Setting Up a Blockchain-Based Identity Assurance Level System

Blockchain identity assurance levels (IALs) provide a standardized framework for verifying user identity with varying degrees of confidence. These levels, often categorized as IAL1, IAL2, and IAL3, correspond to the strength of evidence and verification processes required. IAL1 might involve self-asserted attributes, while IAL3 requires in-person verification with biometrics. Implementing this on-chain allows for portable, user-controlled credentials that can be reused across applications without centralized databases. This system is foundational for compliant DeFi, DAO governance, and real-world asset tokenization.

The core components of a blockchain IAL system are Decentralized Identifiers (DIDs), Verifiable Credentials (VCs), and a registry smart contract. A DID is a user-owned identifier (e.g., did:ethr:0xabc123...). A VC is a tamper-proof attestation issued by a trusted entity, like a government or accredited KYC provider, and stored in a user's digital wallet. The registry contract maps DIDs to their maximum verified assurance level and the public key of the issuing authority. This creates an on-chain root of trust that applications can query permissionlessly.

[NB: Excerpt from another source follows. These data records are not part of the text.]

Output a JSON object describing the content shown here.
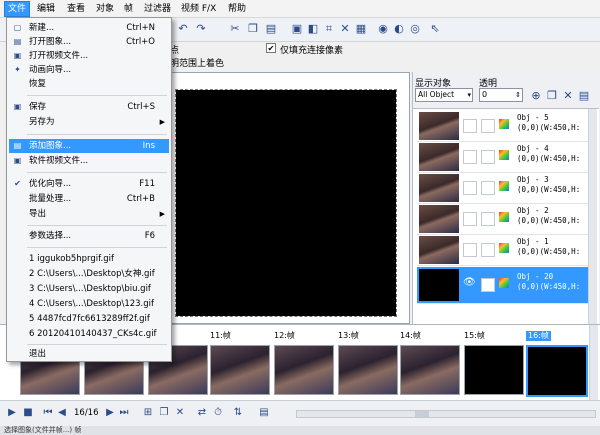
{
  "menubar": {
    "items": [
      {
        "label": "文件",
        "active": true
      },
      {
        "label": "编辑"
      },
      {
        "label": "查看"
      },
      {
        "label": "对象"
      },
      {
        "label": "帧"
      },
      {
        "label": "过滤器"
      },
      {
        "label": "视频 F/X"
      },
      {
        "label": "帮助"
      }
    ]
  },
  "file_menu": {
    "items": [
      {
        "label": "新建...",
        "shortcut": "Ctrl+N",
        "icon": "new-icon"
      },
      {
        "label": "打开图象...",
        "shortcut": "Ctrl+O",
        "icon": "open-icon"
      },
      {
        "label": "打开视频文件...",
        "shortcut": "",
        "icon": "video-open-icon"
      },
      {
        "label": "动画向导...",
        "shortcut": "",
        "icon": "wizard-icon"
      },
      {
        "label": "恢复",
        "shortcut": "",
        "icon": ""
      },
      {
        "label": "保存",
        "shortcut": "Ctrl+S",
        "icon": "save-icon"
      },
      {
        "label": "另存为",
        "shortcut": "",
        "icon": "",
        "submenu": true
      },
      {
        "label": "添加图象...",
        "shortcut": "Ins",
        "icon": "add-image-icon",
        "highlighted": true
      },
      {
        "label": "软件视频文件...",
        "shortcut": "",
        "icon": "video-file-icon"
      },
      {
        "label": "优化向导...",
        "shortcut": "F11",
        "icon": "optimize-icon"
      },
      {
        "label": "批量处理...",
        "shortcut": "Ctrl+B",
        "icon": ""
      },
      {
        "label": "导出",
        "shortcut": "",
        "icon": "",
        "submenu": true
      },
      {
        "label": "参数选择...",
        "shortcut": "F6",
        "icon": ""
      },
      {
        "label": "1 iggukob5hprgif.gif",
        "shortcut": "",
        "icon": ""
      },
      {
        "label": "2 C:\\Users\\...\\Desktop\\女神.gif",
        "shortcut": "",
        "icon": ""
      },
      {
        "label": "3 C:\\Users\\...\\Desktop\\biu.gif",
        "shortcut": "",
        "icon": ""
      },
      {
        "label": "4 C:\\Users\\...\\Desktop\\123.gif",
        "shortcut": "",
        "icon": ""
      },
      {
        "label": "5 4487fcd7fc6613289ff2f.gif",
        "shortcut": "",
        "icon": ""
      },
      {
        "label": "6 20120410140437_CKs4c.gif",
        "shortcut": "",
        "icon": ""
      },
      {
        "label": "退出",
        "shortcut": "",
        "icon": ""
      }
    ],
    "submenu_arrow": "▶"
  },
  "options": {
    "point_label": "点",
    "only_fill_label": "仅填充连接像素",
    "only_fill_checked": "✔",
    "tint_label": "明范围上着色"
  },
  "right_panel": {
    "show_objects_label": "显示对象",
    "transparency_label": "透明",
    "show_objects_value": "All Object",
    "transparency_value": "0",
    "objects": [
      {
        "name": "Obj - 5",
        "coords": "(0,0)(W:450,H:"
      },
      {
        "name": "Obj - 4",
        "coords": "(0,0)(W:450,H:"
      },
      {
        "name": "Obj - 3",
        "coords": "(0,0)(W:450,H:"
      },
      {
        "name": "Obj - 2",
        "coords": "(0,0)(W:450,H:"
      },
      {
        "name": "Obj - 1",
        "coords": "(0,0)(W:450,H:"
      },
      {
        "name": "Obj - 20",
        "coords": "(0,0)(W:450,H:",
        "selected": true
      }
    ]
  },
  "filmstrip": {
    "frames": [
      {
        "label": "",
        "black": false
      },
      {
        "label": "",
        "black": false
      },
      {
        "label": "",
        "black": false
      },
      {
        "label": "11:帧",
        "black": false
      },
      {
        "label": "12:帧",
        "black": false
      },
      {
        "label": "13:帧",
        "black": false
      },
      {
        "label": "14:帧",
        "black": false
      },
      {
        "label": "15:帧",
        "black": true
      },
      {
        "label": "16:帧",
        "black": true,
        "selected": true
      }
    ]
  },
  "controls": {
    "frame_counter": "16/16"
  },
  "status": {
    "text": "选择图象(文件并帧...) 帧"
  },
  "colors": {
    "highlight": "#3399ff",
    "canvas": "#000000"
  }
}
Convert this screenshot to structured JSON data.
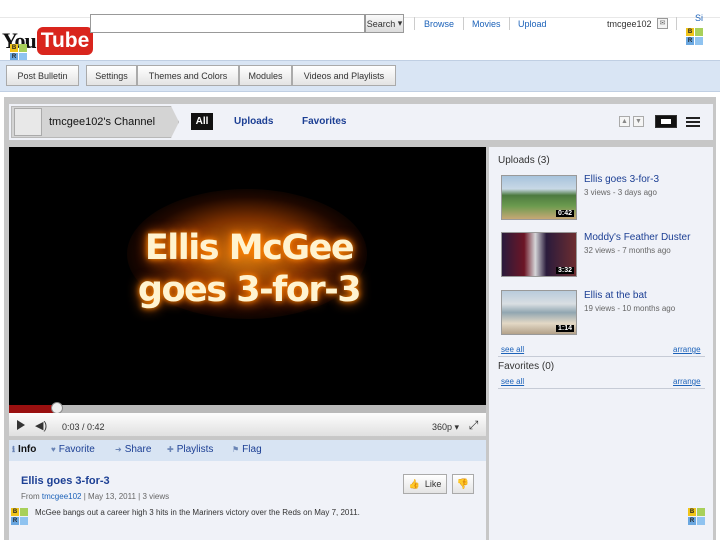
{
  "header": {
    "logo_you": "You",
    "logo_tube": "Tube",
    "search_button": "Search",
    "links": [
      "Browse",
      "Movies",
      "Upload"
    ],
    "username": "tmcgee102",
    "signout": "Si"
  },
  "blocks": [
    "B",
    "",
    "R",
    ""
  ],
  "edit_bar": {
    "post_bulletin": "Post Bulletin",
    "settings": "Settings",
    "themes": "Themes and Colors",
    "modules": "Modules",
    "videos_playlists": "Videos and Playlists"
  },
  "channel": {
    "name": "tmcgee102's Channel",
    "tabs": [
      "All",
      "Uploads",
      "Favorites"
    ]
  },
  "player": {
    "title_line1": "Ellis McGee",
    "title_line2": "goes 3-for-3",
    "time": "0:03 / 0:42",
    "quality": "360p",
    "progress_fraction": 0.098
  },
  "info_tabs": [
    "Info",
    "Favorite",
    "Share",
    "Playlists",
    "Flag"
  ],
  "video_info": {
    "title": "Ellis goes 3-for-3",
    "from_label": "From",
    "from_user": "tmcgee102",
    "date": "May 13, 2011",
    "views": "3 views",
    "description": "McGee bangs out a career high 3 hits in the Mariners victory over the Reds on May 7, 2011.",
    "like_label": "Like"
  },
  "sidebar": {
    "uploads_heading": "Uploads (3)",
    "uploads": [
      {
        "title": "Ellis goes 3-for-3",
        "meta": "3 views - 3 days ago",
        "duration": "0:42"
      },
      {
        "title": "Moddy's Feather Duster",
        "meta": "32 views - 7 months ago",
        "duration": "3:32"
      },
      {
        "title": "Ellis at the bat",
        "meta": "19 views - 10 months ago",
        "duration": "1:14"
      }
    ],
    "see_all": "see all",
    "arrange": "arrange",
    "favorites_heading": "Favorites (0)"
  },
  "colors": {
    "brand": "#d9251d",
    "link": "#1c3f94",
    "progress": "#9a1010"
  }
}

To set up the system, begin by deploying a registry contract. A basic Solidity structure includes a mapping from address (user's DID controller) to a struct containing the assuranceLevel (an integer) and issuer. The contract should have an issueCredential function that is callable only by pre-authorized issuer addresses. For example:

solidityCopy
function issueCredential(address _subject, uint8 _ialLevel) external onlyIssuer {
    require(_ialLevel >= 1 && _ialLevel <= 3, "Invalid IAL");
    credentials[_subject] = Credential(_ialLevel, msg.sender);
}

This creates an immutable, public record of the verification.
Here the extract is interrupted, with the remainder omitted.